Sounds quite straightforward, no?

Well, no actually.

If I look back at my attempts at managing change, how have I fared? I would have to say that I have yet to achieve change which has been fully 100% successful. Partial, near successes yes, but reflecting on each of those aspirational changes mentioned above, none have entirely got to the BAU stage.

So where did I go wrong?!

There are probably 2 or 3 overriding reasons.

The first is that as a DOS I am faced with constant demands from multiple directions…students, teachers, timetables, course enquiries, course admin, emails, rooms, books, resources, technology, classroom equipment, wifi and Internet connection, publishers, exams, references, interviews, inductions, and none of these relate to academic strategy…I know it all sounds like an excuse, but if you’re a DOS reading this you’ll know what I mean.

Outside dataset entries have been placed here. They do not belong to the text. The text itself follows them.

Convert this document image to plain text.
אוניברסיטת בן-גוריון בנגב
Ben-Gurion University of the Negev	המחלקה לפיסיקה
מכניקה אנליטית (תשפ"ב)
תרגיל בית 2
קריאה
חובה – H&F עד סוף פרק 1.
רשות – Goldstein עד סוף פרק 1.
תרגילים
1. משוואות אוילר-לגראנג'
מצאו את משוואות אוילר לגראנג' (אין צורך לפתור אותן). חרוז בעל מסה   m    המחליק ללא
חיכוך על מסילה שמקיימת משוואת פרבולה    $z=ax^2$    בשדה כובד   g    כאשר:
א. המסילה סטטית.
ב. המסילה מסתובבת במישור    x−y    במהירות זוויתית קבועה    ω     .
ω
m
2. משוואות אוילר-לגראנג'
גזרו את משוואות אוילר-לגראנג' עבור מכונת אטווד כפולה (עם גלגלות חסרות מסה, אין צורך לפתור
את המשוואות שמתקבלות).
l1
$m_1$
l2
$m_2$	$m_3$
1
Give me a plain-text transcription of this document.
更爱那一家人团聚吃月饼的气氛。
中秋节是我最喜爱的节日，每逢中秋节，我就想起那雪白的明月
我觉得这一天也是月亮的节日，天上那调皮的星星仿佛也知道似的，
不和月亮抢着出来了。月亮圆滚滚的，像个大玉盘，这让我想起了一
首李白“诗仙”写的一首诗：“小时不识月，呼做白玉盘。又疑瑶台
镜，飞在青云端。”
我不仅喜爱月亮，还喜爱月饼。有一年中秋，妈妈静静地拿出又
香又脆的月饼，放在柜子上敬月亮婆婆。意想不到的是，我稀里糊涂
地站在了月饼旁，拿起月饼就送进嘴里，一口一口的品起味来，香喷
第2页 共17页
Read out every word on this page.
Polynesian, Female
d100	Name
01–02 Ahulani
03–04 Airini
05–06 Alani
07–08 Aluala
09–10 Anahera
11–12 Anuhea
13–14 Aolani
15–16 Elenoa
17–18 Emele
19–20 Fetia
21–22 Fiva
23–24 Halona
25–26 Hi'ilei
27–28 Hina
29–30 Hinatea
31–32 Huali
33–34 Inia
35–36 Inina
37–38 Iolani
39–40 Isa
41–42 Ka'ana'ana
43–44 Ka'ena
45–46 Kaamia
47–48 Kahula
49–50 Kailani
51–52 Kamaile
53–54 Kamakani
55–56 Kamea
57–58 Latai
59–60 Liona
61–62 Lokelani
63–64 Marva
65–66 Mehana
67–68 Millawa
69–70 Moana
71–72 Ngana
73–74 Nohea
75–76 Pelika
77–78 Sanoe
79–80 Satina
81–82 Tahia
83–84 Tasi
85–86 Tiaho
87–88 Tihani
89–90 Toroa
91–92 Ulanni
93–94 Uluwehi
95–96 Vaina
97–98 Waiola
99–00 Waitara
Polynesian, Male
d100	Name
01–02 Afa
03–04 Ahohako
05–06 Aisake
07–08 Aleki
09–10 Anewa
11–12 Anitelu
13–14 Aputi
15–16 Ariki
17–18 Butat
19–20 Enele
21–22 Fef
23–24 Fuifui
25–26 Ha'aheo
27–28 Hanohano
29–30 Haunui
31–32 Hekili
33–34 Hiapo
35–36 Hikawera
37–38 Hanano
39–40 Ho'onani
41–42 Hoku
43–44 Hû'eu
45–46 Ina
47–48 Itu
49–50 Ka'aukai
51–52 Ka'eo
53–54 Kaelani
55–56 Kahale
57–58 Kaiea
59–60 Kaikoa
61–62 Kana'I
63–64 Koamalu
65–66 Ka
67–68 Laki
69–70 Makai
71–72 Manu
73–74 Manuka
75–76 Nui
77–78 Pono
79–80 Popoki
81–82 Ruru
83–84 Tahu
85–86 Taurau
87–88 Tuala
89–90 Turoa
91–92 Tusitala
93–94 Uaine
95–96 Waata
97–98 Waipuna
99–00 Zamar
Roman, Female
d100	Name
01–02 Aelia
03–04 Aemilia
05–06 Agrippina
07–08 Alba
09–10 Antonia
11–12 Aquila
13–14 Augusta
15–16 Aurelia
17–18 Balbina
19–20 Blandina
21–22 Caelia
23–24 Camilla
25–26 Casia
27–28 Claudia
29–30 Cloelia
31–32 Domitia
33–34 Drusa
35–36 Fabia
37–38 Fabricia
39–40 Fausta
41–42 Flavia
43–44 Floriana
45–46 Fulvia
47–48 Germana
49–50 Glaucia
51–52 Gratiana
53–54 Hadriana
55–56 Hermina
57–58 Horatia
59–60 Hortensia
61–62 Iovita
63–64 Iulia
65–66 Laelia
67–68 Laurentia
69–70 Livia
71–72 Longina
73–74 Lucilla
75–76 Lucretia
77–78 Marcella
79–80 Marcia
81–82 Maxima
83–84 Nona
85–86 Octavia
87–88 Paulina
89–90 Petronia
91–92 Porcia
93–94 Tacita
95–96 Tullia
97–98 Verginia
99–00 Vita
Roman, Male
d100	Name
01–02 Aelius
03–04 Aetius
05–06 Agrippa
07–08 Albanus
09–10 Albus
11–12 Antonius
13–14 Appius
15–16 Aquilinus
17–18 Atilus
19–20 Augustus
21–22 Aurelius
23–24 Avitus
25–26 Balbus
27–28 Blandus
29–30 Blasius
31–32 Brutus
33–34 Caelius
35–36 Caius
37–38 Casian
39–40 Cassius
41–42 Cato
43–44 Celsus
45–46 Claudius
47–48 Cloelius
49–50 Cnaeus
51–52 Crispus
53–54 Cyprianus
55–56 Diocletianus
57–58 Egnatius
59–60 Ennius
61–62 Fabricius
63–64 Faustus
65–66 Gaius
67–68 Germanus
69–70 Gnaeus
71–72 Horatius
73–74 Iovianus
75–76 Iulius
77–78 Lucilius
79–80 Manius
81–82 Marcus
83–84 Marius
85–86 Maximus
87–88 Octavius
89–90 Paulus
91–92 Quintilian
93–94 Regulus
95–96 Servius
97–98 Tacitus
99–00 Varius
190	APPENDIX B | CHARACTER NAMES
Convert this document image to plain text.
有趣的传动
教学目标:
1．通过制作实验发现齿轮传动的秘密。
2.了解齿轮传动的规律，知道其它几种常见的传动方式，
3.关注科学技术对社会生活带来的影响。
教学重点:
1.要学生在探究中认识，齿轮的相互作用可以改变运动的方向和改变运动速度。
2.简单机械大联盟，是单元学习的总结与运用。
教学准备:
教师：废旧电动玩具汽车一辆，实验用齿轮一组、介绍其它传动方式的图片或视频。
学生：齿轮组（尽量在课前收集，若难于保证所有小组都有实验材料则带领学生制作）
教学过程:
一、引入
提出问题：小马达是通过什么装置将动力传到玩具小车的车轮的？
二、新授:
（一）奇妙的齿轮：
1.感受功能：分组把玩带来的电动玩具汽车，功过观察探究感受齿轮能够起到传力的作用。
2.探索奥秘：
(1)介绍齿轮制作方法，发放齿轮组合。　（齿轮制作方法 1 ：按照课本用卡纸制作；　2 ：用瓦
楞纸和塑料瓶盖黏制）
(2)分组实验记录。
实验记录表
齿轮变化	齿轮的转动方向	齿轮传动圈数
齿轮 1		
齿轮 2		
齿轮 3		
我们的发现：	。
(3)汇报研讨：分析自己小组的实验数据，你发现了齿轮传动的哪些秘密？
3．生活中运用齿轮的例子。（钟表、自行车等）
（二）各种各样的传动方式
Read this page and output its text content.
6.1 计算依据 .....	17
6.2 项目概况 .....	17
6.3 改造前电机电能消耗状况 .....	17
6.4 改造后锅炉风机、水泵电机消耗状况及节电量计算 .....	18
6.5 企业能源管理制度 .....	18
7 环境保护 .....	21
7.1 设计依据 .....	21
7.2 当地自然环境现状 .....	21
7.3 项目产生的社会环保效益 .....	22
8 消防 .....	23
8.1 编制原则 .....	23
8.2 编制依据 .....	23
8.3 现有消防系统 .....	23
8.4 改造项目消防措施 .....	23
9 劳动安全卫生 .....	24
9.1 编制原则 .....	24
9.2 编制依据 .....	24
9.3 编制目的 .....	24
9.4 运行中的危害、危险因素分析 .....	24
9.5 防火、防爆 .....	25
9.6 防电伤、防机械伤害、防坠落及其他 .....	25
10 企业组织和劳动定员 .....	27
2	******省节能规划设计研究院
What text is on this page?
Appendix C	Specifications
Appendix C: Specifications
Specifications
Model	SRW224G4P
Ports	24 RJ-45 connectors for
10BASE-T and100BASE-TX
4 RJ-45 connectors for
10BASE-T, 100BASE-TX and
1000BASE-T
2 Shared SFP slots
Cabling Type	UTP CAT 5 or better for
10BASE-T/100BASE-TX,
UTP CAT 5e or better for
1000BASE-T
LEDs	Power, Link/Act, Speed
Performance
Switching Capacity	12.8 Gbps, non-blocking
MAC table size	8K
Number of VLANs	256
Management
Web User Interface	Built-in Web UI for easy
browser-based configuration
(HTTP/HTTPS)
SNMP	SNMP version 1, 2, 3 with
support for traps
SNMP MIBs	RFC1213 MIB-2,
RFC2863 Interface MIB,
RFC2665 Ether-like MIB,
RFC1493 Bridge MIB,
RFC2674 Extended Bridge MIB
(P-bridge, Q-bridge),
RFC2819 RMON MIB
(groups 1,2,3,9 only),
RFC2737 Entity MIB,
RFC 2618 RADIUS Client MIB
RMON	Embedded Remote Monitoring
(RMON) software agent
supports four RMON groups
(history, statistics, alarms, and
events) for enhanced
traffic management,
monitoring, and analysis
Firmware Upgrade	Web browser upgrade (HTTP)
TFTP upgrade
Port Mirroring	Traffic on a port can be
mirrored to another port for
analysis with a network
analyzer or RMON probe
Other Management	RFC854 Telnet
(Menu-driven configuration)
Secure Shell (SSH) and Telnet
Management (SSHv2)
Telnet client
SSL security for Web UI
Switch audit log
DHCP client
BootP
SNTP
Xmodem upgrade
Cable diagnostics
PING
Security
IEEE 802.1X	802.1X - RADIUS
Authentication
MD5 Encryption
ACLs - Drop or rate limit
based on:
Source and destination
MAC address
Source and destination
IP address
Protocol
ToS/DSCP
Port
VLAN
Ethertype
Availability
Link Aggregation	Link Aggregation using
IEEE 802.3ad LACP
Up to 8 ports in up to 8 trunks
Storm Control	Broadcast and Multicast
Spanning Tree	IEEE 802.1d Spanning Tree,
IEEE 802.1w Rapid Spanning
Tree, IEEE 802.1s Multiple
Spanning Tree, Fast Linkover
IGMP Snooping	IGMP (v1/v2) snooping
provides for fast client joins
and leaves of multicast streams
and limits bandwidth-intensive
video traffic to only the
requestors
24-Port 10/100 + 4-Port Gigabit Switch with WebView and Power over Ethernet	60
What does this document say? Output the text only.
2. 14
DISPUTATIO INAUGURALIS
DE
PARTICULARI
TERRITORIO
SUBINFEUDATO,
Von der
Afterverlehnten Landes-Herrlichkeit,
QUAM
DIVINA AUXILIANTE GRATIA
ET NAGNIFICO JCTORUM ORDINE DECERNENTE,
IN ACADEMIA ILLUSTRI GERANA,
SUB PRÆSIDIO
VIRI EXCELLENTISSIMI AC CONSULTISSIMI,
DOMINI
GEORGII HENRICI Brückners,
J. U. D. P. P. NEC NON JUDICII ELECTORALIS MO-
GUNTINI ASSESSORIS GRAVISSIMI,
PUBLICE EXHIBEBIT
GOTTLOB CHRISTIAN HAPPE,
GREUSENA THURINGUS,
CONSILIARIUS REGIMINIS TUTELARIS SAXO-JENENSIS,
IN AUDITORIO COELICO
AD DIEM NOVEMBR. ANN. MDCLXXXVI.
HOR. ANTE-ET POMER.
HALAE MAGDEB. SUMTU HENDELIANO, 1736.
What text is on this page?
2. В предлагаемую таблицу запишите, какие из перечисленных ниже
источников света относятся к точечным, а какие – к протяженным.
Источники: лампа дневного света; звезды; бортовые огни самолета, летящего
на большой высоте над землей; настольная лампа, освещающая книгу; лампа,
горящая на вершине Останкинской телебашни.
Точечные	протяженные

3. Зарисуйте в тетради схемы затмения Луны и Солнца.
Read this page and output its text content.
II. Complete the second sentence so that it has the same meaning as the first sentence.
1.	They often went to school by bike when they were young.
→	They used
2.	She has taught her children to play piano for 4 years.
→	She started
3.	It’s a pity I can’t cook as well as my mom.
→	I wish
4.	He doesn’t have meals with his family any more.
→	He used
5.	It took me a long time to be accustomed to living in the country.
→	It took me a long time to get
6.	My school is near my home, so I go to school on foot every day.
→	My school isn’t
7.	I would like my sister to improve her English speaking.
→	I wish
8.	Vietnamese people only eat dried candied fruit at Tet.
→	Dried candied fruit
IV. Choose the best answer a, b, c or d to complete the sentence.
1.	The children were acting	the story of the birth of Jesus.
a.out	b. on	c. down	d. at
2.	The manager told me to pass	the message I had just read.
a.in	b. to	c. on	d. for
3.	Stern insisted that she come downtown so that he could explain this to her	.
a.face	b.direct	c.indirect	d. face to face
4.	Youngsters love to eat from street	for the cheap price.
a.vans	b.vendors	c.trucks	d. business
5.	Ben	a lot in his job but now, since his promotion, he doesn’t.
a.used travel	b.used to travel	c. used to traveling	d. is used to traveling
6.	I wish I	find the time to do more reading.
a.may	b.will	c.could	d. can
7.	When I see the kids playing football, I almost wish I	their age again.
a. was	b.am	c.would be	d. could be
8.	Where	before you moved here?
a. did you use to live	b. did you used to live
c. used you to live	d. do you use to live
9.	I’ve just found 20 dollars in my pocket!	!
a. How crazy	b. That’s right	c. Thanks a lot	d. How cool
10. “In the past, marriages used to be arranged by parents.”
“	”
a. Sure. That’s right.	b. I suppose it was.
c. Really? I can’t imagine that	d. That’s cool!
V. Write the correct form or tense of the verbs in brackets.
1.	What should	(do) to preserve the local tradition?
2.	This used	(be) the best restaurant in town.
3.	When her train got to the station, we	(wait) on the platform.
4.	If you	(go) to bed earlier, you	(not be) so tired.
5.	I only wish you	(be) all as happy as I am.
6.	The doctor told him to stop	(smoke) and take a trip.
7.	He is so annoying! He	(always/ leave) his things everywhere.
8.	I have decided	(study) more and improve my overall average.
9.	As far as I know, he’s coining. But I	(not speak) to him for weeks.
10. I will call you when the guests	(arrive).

To be honest it’s what makes the job fun. But time management is a challenge, and getting on to the strategy work – which for me is the most fun – particularly so.

The second issue is that change will be most successful when part of a greater vision, a clearly planned  strategy or mission, and I would wager that many EFL schools do not have such a thing. Or if they do, it is rarely communicated clearly to all the staff. Our aim is of course to be a successful and competitive provider of quality English language courses – and I’d say we achieve this – but an academic vision or strategy requires more detail and definition than that.

So, I have found that when managing change, new ideas might sometimes take over, or new demands may supersede old priorities.

And perhaps I just haven’t been able to follow the steps above as effectively as I could have. Perhaps my communication could have been more two-way, and more compelling? Perhaps I haven’t created that sense of ownership for change within the team? Perhaps I have not reviewed enough and made change stick? These elements are not straightforward at all, and do require skills which I know I am still developing.

So, as I return to work at the start of the new year, and once again pick up the many balls I have to juggle, and immediately feel a little overwhelmed, I wonder if I will achieve smoother and more effective change in 2013?

Whatever, I know it will be a challenge. At least that is my experience. What about yours?